In [None]:
# Initialize Otter
import otter
grader = otter.Notebook("lab05.ipynb")

# Lab 5: Introduction to Pandas
Welcome to Lab 4 of DATA 271! In this lab we will get practice with the Pandas library. This lab contains small tasks ("appetizers") for you to make sure you understand the examples. The culminating task ("main course") at the end of the document is more complex, and uses most of the topics you have will have worked through.

## Overview
Pandas is a fast, powerful, and flexible open source data analysis and maniputation tool built on top of the Python programming language.  Pandas is built for tabular data.  Moreover, it displays data in an intuitive and pleasing way (compared to NumPy, for example).

More documentation can be found here: https://pandas.pydata.org.

### In today's lab, we will...
- Use Series and DataFrames to work with data
- Create a DataFrame from a list or dictionaries or by reading a CSV file
- Inspect DataFrames
- Access rows, columns and elements of DataFrames
- Subset or filter data
- Make basic plots (bar and line) with Pandas

In [None]:
# if you ever want to ignore warnings, use the following
import warnings
warnings.filterwarnings("ignore")

## Introduction and Motivation
Python data structures like dictionaries and NumPy arrays are very powerful tools in data science. However Pandas is sometimes better suited for certain tasks. 

Let's take a look at one example to see why.
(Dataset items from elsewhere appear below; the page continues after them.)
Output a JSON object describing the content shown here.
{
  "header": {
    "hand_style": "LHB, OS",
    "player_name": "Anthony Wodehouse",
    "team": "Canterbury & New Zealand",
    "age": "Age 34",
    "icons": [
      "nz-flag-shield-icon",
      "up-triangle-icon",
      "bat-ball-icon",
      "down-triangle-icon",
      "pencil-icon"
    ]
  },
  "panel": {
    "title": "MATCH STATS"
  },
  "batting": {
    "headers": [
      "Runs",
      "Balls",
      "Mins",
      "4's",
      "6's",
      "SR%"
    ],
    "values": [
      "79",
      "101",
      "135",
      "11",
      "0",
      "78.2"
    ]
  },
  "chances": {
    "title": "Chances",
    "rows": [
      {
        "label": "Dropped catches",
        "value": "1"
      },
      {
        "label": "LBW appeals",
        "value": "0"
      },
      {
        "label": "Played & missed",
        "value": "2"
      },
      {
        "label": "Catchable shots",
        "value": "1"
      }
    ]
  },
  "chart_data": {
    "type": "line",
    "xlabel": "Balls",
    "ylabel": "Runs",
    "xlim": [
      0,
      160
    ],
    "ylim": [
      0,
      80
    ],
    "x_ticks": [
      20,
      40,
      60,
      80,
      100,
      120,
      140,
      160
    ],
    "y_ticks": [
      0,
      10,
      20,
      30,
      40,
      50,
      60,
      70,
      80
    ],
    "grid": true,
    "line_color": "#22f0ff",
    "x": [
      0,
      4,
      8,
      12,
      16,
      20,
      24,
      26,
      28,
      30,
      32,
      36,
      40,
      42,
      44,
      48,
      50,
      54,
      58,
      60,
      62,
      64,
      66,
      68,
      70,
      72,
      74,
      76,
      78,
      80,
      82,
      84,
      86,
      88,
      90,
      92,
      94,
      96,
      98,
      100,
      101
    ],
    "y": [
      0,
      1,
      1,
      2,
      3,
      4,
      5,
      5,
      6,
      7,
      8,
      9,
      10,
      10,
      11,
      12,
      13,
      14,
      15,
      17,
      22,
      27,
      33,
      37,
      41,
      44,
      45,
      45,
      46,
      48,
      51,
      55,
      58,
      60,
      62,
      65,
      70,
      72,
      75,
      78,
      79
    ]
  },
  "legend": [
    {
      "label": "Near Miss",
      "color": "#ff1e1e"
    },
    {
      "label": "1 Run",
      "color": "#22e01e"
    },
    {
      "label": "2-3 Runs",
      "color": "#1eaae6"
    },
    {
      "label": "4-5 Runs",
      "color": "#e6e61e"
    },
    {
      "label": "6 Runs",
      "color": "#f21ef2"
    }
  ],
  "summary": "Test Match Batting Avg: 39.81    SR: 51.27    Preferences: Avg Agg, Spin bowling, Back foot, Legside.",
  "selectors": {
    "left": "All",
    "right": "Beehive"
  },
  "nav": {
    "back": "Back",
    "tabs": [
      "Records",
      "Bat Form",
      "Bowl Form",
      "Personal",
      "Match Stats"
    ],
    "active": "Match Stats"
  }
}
The cell below imports a sample dataset related to earthquakes. 

In [None]:
# read short CSV file using numpy
import numpy as np

data = np.genfromtxt(
    'example_data.csv', delimiter=';', 
    names=True, dtype=None, encoding='UTF'
)
data

In [None]:
data.shape

Each of the entries in the array is a row from the CSV file, and in each row, we see several strings, a float and an integer.  
Suppose we want to find the maximum magnitude of the floats in the dataset. With the data stored in a 1d array like this, we would have to use we can use list comprehension to select the third index of each row and then take the maximum.  

In [None]:
max([row[3] for row in data])

The step above is a bit awkward and it would be better to have the data separated in a more understandable representation. We can instead create a dictionary where the keys are the column names (time, place, magType, etc.) and the values are NumPy arrays of the data.  Maybe this is an improvement, but it is still pretty difficult to parse visually.

In [None]:
array_dict = {
    col: np.array([row[i] for row in data])
    for i, col in enumerate(data.dtype.names)
}
array_dict

In [None]:
# select the mag key fromt he dictionary and use the max() method
array_dict['mag'].max()

If we want to select all of the information associated with the earthquake with the maximum magnitude, we would need to find the index of the maximum and then for each of the keys in the dictionary, take that item.

In [None]:
[array_dict[key][array_dict['mag'].argmax()] for key in array_dict.keys()]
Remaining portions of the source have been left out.